Nextomics / NextDenovo

Fast and accurate de novo assembler for long reads

Geek Repo:Geek Repo

Github PK Tool:Github PK Tool

MemoryError

vanbie opened this issue · comments

Describe the bug
An error occured when I was trying to assemble corrected data. Wonder if it was an issue about parameter setting.

Error message
hostname

  • hostname
    cd /root/nd/NextDenovo/Mo/Mo_out/02.cns_align/01.split_seed.sh.work/split_seed0
  • cd /root/nd/NextDenovo/Mo/Mo_out/02.cns_align/01.split_seed.sh.work/split_seed0
    time /usr/bin/python3 /root/nd/NextDenovo/lib/split_cns.py -f /root/nd/NextDenovo/Mo/input.fofn -l 37491 -c 6
  • time /usr/bin/python3 /root/nd/NextDenovo/lib/split_cns.py -f /root/nd/NextDenovo/Mo/input.fofn -l 37491 -c 6
    [INFO] 2021-08-11 22:39:29,574 Split step options:
    [INFO] 2021-08-11 22:39:29,574 Namespace(count=6, fofn='/root/nd/NextDenovo/Mo/input.fofn', index=True, min_len=37491, outdir='./', rename=True)
    Traceback (most recent call last):
    File "/root/nd/NextDenovo/lib/split_cns.py", line 155, in
    main(args)
    File "/root/nd/NextDenovo/lib/split_cns.py", line 129, in main
    f.cutf(args.count, rn = args.rename, ml = args.min_len, pdir = args.outdir, index = args.index)
    File "/root/nd/NextDenovo/lib/split_cns.py", line 108, in cutf
    print('>%d %d %f pid=%s\n%s' % (t, lens, 1, name, seq), file=fa_files[i])
    MemoryError
    Command exited with non-zero status 1
    90.50user 132.68system 4:47.14elapsed 77%CPU (0avgtext+0avgdata 245949344maxresident)k
    48378432inputs+8outputs (119major+61515086minor)pagefaults 0swaps

Genome characteristics
genome size=490m heterozygous rate=1.3% repeat content=58%

Input data
Total base count=62880679007bp sequencing depth=129, average/N50 read length=30172

Config file
[General]
job_type = local
job_prefix = nextDenovo
task = assemble # 'all', 'correct', 'assemble'
rewrite = yes # yes/no
deltmp = yes
rerun = 3
parallel_jobs = 8
input_type = corrected
read_type = ont
input_fofn = ./input.fofn
workdir = M_out

genome_size = 485m

[assemble_option]
minimap2_options_cns = -t 4
nextgraph_options = -a 1

Operating system
Ubuntu 18.04 64bit

GCC
gcc version 7.5.0

Python
Python 3.6.9

NextDenovo
nextDenovo v2.4.0

To Reproduce (Optional)
none

Additional context (Optional)
32core 256G server

It seems you have too much data, I think you can run NextDenovo with raw data (uncorrected data), which may run faster. Regarding the error you mentioned, actually, I do not know why the print expression causes MemoryError, I need more time to figure it out.

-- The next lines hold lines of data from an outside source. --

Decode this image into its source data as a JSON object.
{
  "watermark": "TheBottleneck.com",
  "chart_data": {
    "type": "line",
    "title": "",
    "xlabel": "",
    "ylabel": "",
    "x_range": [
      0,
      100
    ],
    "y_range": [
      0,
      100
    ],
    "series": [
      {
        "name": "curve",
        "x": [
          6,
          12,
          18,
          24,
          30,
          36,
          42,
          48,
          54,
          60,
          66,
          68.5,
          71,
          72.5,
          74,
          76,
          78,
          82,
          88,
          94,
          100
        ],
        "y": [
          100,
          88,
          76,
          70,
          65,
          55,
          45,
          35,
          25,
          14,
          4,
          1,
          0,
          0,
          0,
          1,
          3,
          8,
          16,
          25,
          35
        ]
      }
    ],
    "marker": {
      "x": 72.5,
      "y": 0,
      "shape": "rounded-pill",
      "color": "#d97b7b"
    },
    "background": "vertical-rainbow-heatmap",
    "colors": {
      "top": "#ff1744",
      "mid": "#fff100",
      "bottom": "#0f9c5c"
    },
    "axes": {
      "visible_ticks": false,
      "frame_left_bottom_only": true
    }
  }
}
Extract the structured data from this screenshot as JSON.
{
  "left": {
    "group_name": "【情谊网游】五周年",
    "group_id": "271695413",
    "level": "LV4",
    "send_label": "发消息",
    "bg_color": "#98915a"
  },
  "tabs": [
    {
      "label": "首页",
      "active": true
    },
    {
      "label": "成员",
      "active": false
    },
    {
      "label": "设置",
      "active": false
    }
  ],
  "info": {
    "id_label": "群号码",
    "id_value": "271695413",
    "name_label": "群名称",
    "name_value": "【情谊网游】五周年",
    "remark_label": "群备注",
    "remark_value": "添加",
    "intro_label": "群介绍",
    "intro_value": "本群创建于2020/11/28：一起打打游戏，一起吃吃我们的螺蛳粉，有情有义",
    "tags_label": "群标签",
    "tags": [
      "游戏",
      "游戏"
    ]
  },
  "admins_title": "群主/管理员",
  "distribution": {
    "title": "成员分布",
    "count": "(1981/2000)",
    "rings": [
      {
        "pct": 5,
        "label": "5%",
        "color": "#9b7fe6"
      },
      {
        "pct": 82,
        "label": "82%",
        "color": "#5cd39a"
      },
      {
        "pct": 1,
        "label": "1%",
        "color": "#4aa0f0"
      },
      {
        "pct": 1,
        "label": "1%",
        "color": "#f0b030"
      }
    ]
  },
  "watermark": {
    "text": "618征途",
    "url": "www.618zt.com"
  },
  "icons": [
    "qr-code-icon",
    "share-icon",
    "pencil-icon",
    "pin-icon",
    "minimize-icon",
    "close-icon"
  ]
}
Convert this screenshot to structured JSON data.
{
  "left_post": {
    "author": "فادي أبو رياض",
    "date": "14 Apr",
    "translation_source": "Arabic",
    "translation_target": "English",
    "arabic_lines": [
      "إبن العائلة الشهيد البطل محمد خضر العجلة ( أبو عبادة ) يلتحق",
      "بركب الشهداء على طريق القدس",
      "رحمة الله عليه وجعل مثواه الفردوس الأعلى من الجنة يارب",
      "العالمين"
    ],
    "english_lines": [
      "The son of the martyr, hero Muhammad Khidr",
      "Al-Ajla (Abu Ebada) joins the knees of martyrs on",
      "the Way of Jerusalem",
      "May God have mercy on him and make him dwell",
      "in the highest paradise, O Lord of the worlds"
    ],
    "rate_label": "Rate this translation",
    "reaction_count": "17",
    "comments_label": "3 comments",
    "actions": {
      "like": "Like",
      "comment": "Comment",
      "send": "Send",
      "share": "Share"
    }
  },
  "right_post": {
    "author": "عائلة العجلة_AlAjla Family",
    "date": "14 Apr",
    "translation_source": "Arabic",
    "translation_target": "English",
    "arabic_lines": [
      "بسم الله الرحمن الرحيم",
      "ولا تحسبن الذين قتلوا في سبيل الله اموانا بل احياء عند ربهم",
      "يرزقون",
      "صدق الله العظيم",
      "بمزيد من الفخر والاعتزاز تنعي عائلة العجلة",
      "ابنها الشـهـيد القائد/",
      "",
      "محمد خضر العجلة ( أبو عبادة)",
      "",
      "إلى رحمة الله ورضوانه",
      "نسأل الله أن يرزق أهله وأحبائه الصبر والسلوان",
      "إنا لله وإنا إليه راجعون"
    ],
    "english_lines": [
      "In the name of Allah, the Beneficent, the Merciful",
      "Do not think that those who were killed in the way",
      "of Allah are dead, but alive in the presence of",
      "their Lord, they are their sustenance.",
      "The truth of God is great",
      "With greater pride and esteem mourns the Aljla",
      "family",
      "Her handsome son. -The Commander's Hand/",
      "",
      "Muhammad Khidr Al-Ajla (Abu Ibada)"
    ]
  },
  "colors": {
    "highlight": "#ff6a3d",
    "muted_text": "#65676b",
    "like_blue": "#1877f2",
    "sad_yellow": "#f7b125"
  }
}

It seems you have too much data, I think you can run NextDenovo with raw data (uncorrected data), which may run faster. Regarding the error you mentioned, actually, I do not know why the print expression causes MemoryError, I need more time to figure it out.

Thanks. Because the data was released in corrected reads, so I can only download the clean data. The original report used NextDenovo for analyzing as well, but did not mentioned too much details.